Wij hebben momenteel zestien jonge zeehonden in de opvang, allemaal gewone zeehonden geboren in juni-juli. Rohan was de eerste die binnenkwam en was de enige huiler. Huilers zijn dieren die eigenlijk nog bij hun moeder melk zouden moeten drinken. De moederzorg bij gewone zeehonden duurt ongeveer drie weken en bestaat alleen uit het geven van melk.
Zelfstandig, maar toch…
De jonge zeehonden die na Rohan binnenkwamen waren al alleen gelaten door hun moeder en dus al zelfstandig. Blijkbaar lukte het ze niet goed genoeg om vis te vangen, waardoor ze verzwakt of met andere problemen op het strand terecht zijn gekomen. Voorbijgangers vinden de dieren en bellen naar ons, wij gaan dan polshoogte nemen om te zien of er reden tot zorg is. Zo ja, dan gaat de zeehond mee terug naar onze opvang.
Dikke bekken
Heel opvallend bij een aantal van deze zeehonden is dat ze bij binnenkomst een dikke, opgezwollen bek hadden.
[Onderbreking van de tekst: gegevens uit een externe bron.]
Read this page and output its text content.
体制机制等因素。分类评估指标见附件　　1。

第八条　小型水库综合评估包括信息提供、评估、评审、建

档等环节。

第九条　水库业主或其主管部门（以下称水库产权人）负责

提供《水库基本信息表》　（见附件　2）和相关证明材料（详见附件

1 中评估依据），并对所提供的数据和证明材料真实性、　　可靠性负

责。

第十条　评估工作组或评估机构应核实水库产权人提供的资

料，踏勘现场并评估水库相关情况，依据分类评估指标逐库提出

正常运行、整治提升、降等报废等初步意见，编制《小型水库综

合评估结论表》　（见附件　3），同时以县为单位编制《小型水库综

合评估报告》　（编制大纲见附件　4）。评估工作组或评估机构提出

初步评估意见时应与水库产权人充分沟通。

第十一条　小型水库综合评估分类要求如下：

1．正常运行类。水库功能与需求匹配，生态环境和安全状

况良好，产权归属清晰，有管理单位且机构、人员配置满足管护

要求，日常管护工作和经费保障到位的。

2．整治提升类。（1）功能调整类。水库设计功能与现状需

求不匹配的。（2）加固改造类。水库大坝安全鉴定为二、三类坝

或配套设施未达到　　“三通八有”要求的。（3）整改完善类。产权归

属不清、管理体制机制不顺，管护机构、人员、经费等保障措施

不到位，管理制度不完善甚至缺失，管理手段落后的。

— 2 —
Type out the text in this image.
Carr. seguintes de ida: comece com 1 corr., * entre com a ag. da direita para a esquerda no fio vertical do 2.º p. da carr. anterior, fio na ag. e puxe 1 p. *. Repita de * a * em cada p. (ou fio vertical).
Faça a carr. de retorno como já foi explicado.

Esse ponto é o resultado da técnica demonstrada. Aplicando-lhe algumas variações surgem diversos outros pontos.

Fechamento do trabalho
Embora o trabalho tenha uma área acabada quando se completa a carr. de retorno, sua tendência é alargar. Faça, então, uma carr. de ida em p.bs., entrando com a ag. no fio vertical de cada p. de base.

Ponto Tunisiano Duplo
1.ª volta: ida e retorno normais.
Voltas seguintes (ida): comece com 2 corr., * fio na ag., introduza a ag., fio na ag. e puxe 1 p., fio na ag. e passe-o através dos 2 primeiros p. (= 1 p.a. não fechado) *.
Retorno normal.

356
Mogelijk is dat veroorzaakt door het eten van een vis met stekels zoals zeebaars; jonge zeehonden moeten nog leren welke vissen lekker zijn. Het kan ook komen doordat de moeder ze hardhandig duidelijk heeft gemaakt dat melk drinken niet meer mag. Met pijn in de bek wordt eten een stuk lastiger, waardoor de dieren vermageren. Gelukkig knappen ze hier in de opvang vaak snel van op.
Rust en ruimte
We hebben zes vrouwtjes en tien mannetjes in de opvang. Possy, een dame, was gevonden bij Paal 21 door de reddingsbrigade. Het was erg fijn dat zij de strandgangers uit de buurt hielden tot wij aankwamen. Dat scheelde voor Possy veel stress. In deze drukke tijden op Texel gebeurt het vaak dat zeehonden niet de rust en ruimte krijgen als ze op het strand terechtkomen. Het is nogal angstaanjagend voor zo’n diertje, dat waarschijnlijk voor het eerst in contact komt met mensen. Hoe minder mensen (en honden) dicht in de buurt zijn, hoe beter voor het dier.
Nog een paar
Zeehond Skinny werd gevonden bij de Volharding, aan de Waddenzee-kant van Texel. Wij hebben hem eerst geobserveerd omdat wij dachten dat hij alleen aan het rusten was. Maar er bleek meer aan de hand en we hebben hem toch meegenomen. Gelukkig gaat het inmiddels goed met hem. Muddy werd tussen Paal 14 en 15 gevonden. Hij dankt zijn naam aan het feit dat hij onder de modder zat, hoewel hij op een zandstrand lag.
Pim en Beer
Twee andere zeehonden hebben de namen Pim en Beer gekregen. Pim lag ’s ochtends vroeg op het strand bij Paal 17 en werd gevonden door mensen die eerder die week Ecomare bezocht hadden. Nadat ze ons gebeld hadden, bleven ze op afstand op ons wachten. Wij zagen meteen dat ook deze jonge zeehond een verdikte bek had en hebben hem meegenomen naar de opvang. Beer werd op dezelfde dag als Pim op een druk strand gevonden. Ook hij was niet gezond en mocht bij ons herstellen. Dankzij de oplettende strandgangers krijgen ze een tweede kans!